As the Center for Health and Gender Equity, ATHENA, and many other
groups at the 2006 Toronto IAS made clear, one of the most important
acts to protect all women must be to free the PEPFAR funds from their
sexist, anti-sex, and retrograde principles. Current restrictions on the
distribution of male and female condoms, reproductive rights and sexual
knowledge which accompany the millions of PEPFAR dollars are setting up
barriers to AIDS prevention and may be facilitating the spread of HIV
infection, particularly among young girls and married women. The most
significant act that could save the lives of women and girls in the
world today is to free up these funds from the many restrictions,
including those on syringe exchange and treatment for sex workers.

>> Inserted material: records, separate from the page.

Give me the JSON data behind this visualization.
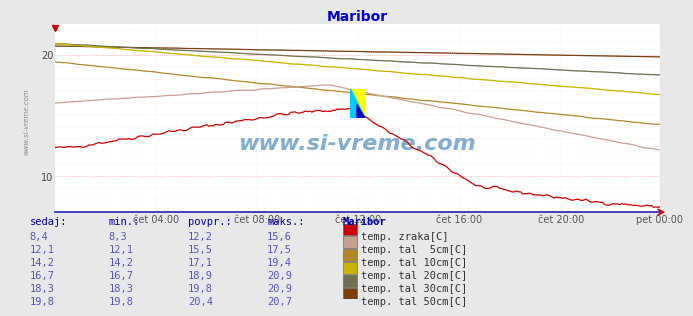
{
  "title": "Maribor",
  "title_color": "#0000cc",
  "bg_color": "#e8e8e8",
  "plot_bg_color": "#ffffff",
  "x_min": 0,
  "x_max": 287,
  "y_min": 7.0,
  "y_max": 22.5,
  "yticks": [
    10,
    20
  ],
  "xtick_labels": [
    "čet 04:00",
    "čet 08:00",
    "čet 12:00",
    "čet 16:00",
    "čet 20:00",
    "pet 00:00"
  ],
  "xtick_positions": [
    48,
    96,
    144,
    192,
    240,
    287
  ],
  "series": {
    "temp_zraka": {
      "color": "#cc0000"
    },
    "tal_5cm": {
      "color": "#c8a090"
    },
    "tal_10cm": {
      "color": "#b08828"
    },
    "tal_20cm": {
      "color": "#c8b400"
    },
    "tal_30cm": {
      "color": "#707050"
    },
    "tal_50cm": {
      "color": "#7a4010"
    }
  },
  "watermark": "www.si-vreme.com",
  "watermark_color": "#1a6aaa",
  "table_header": [
    "sedaj:",
    "min.:",
    "povpr.:",
    "maks.:",
    "Maribor"
  ],
  "table_color": "#0000aa",
  "table_rows": [
    [
      "8,4",
      "8,3",
      "12,2",
      "15,6",
      "#cc0000",
      "temp. zraka[C]"
    ],
    [
      "12,1",
      "12,1",
      "15,5",
      "17,5",
      "#c8a090",
      "temp. tal  5cm[C]"
    ],
    [
      "14,2",
      "14,2",
      "17,1",
      "19,4",
      "#b08828",
      "temp. tal 10cm[C]"
    ],
    [
      "16,7",
      "16,7",
      "18,9",
      "20,9",
      "#c8b400",
      "temp. tal 20cm[C]"
    ],
    [
      "18,3",
      "18,3",
      "19,8",
      "20,9",
      "#707050",
      "temp. tal 30cm[C]"
    ],
    [
      "19,8",
      "19,8",
      "20,4",
      "20,7",
      "#7a4010",
      "temp. tal 50cm[C]"
    ]
  ]
}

Rep. Barbara Lee, D-Calif. who spoke at the Women and Girls March in
Toronto, has joined the fight to unshackle PEPFAR by introducing the
Protection Against Transmission of HIV for Women and Youth (Pathway) Act
of 2006 to the U.S. House of Representatives. The Pathway Act would
remove the requirement that one third of U.S. prevention funding be
spent on abstinence-until-marriage programs and calls for a
comprehensive and integrated HIV prevention strategy. Only an
understanding that recognizes women and girls as people with all the
failings and creative accomplishments of men and the right to
comprehensive sex education (Wollstonecraft 1792) can lead to the
prevention of AIDS in the world today.